As uncompensated labor, slavery reduces employment and wages for the non-chattel working class. Without slavery, plantations and factories hire labor and pay it the prevailing wage. But doing so reduces profits. Then consider: this dynamic places the working class in direct competition with more deeply exploited classes, be they slaves, descendants of slaves or displaced peasants. This economic relationship of competition is (1) imposed from above and (2) socially divisive by being economically divisive.

From slavery through convict leasing, Jim Crow and the New Jim Crow, the economic lots of American blacks were never left to market forces. Each of these institutions were used to expropriate the product of black labor outside of market forces. And this racialized economic ‘management’ impacted labor markets more broadly through controlling the supply of labor. What this means is that ‘management’ of black labor was to manage the supply, and with it the price, of the entire working class, not just blacks.

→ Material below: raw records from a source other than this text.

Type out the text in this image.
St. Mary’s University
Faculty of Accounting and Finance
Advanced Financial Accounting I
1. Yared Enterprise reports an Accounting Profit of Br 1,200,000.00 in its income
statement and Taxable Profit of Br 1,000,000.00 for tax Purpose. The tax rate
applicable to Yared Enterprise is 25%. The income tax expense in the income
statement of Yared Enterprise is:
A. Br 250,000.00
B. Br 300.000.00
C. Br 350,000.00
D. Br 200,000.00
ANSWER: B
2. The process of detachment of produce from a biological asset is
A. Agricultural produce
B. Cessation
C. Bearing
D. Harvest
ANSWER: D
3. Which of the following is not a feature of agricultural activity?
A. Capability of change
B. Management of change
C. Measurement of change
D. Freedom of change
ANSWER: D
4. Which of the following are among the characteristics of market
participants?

In human terms, unless the source of this systematic exploitation is made visible, the class dynamic that it establishes is to make the most deeply exploited the most blameworthy. Slaves, descendants of slaves and displaced immigrants were never the creators of the circumstances of their exploitation. The fallacy of ‘takers’ that unites white racist chatter confuses state strategies to maintain relative class positions for employers with the power to expropriate social resources. The class that largely controls economic outcomes remains well-hidden in this ruse.